Microsoft Azure Sphere Security Monitor SMSyscallCommitImageStaging 1BL firmware downgrade vulnerability (TALOS-2021-1344)
The 1BL is the bootloader used by Azure Sphere. A new version is usually flashed on every firmware upgrade. This vulnerability shows that it is possible to install any 1BL version (thus it’s possible to downgrade its version) by staging the corresponding recovery manifest, which is found in every firmware release. This would allow an attacker to downgrade the 1BL and target older issues in the code.
Note: This vulnerability is theoretical and was discovered in development mode but has not been confirmed in pre-production or production environments by either Talos or Microsoft. See the advisory for more details.

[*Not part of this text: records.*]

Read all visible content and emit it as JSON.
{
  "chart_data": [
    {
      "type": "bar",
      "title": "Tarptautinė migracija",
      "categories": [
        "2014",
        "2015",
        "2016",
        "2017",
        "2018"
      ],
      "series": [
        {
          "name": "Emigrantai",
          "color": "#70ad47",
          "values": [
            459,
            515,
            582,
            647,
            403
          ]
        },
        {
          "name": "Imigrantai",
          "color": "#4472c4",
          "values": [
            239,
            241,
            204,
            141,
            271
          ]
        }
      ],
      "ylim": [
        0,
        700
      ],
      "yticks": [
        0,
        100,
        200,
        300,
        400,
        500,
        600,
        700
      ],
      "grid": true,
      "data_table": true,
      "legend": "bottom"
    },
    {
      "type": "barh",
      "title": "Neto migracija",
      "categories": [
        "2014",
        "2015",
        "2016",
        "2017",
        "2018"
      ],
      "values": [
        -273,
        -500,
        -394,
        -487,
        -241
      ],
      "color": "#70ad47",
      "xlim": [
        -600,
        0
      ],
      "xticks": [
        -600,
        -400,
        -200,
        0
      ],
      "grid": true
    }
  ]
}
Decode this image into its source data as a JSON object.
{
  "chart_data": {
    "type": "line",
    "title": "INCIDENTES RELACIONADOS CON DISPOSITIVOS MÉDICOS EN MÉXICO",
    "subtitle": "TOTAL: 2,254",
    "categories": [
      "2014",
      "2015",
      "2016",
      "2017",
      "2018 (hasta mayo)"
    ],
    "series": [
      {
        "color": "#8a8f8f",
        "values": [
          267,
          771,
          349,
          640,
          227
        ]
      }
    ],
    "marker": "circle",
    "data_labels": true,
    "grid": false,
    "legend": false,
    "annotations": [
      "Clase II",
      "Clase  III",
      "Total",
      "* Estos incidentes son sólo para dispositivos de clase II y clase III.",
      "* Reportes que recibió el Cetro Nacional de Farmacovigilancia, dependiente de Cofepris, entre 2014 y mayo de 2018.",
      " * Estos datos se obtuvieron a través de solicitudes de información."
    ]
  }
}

Microsoft issued the following statement on the two vulnerabilities listed above:
We thank Cisco Talos for sharing their continued research into Azure Sphere, which first started during the Azure Sphere Security Research Challenge in 2020. After reviewing the findings on TALOS-2021-1341 and TALOS-2021-1344, Microsoft believes the approach described is implemented by design and does not present a security risk to customer production environments. For more information on our conclusion, please read our full statement on these Cisco Talos advisories.
Coverage
The following SNORTⓇ rules will detect exploitation attempts. Note that additional rules may be released at a future date and current rules are subject to change pending additional vulnerability information. For the most current rule information, please refer to your Cisco Secure Firewall or Snort.org.
Snort Rules: 57745-57746, 57266-57267, 57747-57748, 57888-57889, 57899-57900, 57934-57935, 57963-57964.